El presidente ucraniano ha dicho también no estar preocupado por que los republicanos puedan ganar las elecciones en Estados Unidos. “Creo que si Donald Trump llega a ser presidente, trabajaremos juntos”, dijo. Y, aunque aceptó que el ala más conservadora de los republicanos tiene un mensaje “más radical”, afirmó que “la mayoría del Partido Republicano apoya a Ucrania y al pueblo ucraniano”.
Un 44% de los ucranianos cree que ha llegado el momento de empezar a negociar el final de la guerra con Rusia, frente a un 35% que se muestra en contra y un 21% que no tiene una opinión clara al respecto, según una encuesta encargada por el medio ucraniano ZN publicado hoy.

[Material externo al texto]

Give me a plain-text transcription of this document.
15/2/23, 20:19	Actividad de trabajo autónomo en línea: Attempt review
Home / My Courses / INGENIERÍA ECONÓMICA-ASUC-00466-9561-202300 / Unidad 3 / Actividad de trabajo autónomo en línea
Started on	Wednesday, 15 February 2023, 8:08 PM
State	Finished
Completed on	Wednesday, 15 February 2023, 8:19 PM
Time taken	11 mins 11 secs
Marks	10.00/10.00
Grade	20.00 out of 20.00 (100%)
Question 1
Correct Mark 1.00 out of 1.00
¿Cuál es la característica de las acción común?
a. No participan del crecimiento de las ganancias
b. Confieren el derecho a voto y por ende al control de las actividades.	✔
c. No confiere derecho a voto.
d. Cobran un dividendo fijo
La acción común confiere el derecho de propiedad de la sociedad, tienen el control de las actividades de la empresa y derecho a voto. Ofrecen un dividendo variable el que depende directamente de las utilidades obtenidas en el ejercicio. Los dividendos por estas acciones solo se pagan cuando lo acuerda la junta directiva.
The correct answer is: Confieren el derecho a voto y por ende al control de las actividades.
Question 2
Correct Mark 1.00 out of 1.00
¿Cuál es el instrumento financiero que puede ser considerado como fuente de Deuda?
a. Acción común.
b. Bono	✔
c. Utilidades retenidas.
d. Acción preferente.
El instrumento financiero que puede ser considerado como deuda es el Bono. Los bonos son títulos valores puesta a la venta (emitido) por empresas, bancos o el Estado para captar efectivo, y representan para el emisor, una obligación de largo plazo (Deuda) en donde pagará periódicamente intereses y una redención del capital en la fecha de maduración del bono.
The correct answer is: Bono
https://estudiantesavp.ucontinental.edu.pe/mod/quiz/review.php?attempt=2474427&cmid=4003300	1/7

Una encuesta similar en mayo de 2023 mostraba que sólo un 23% de los ucranianos estaba a favor de abrir negociaciones con Rusia. El mayor nivel de apoyo a las negociaciones se da en el sur de Ucrania, donde un 60% de los residentes es partidario de empezar a negociar.
Sin embargo, la abrumadora mayoría de los encuestados rechazó las condiciones para la paz propuestas por el presidente ruso Vladimir Putin. Más del 80% de los ucranianos encuestados están en contra de hacer concesiones territoriales, mientras que el 76% rechaza el levantamiento de las sanciones contra Rusia y poco menos del 60% se opone a un estatus neutral para Ucrania.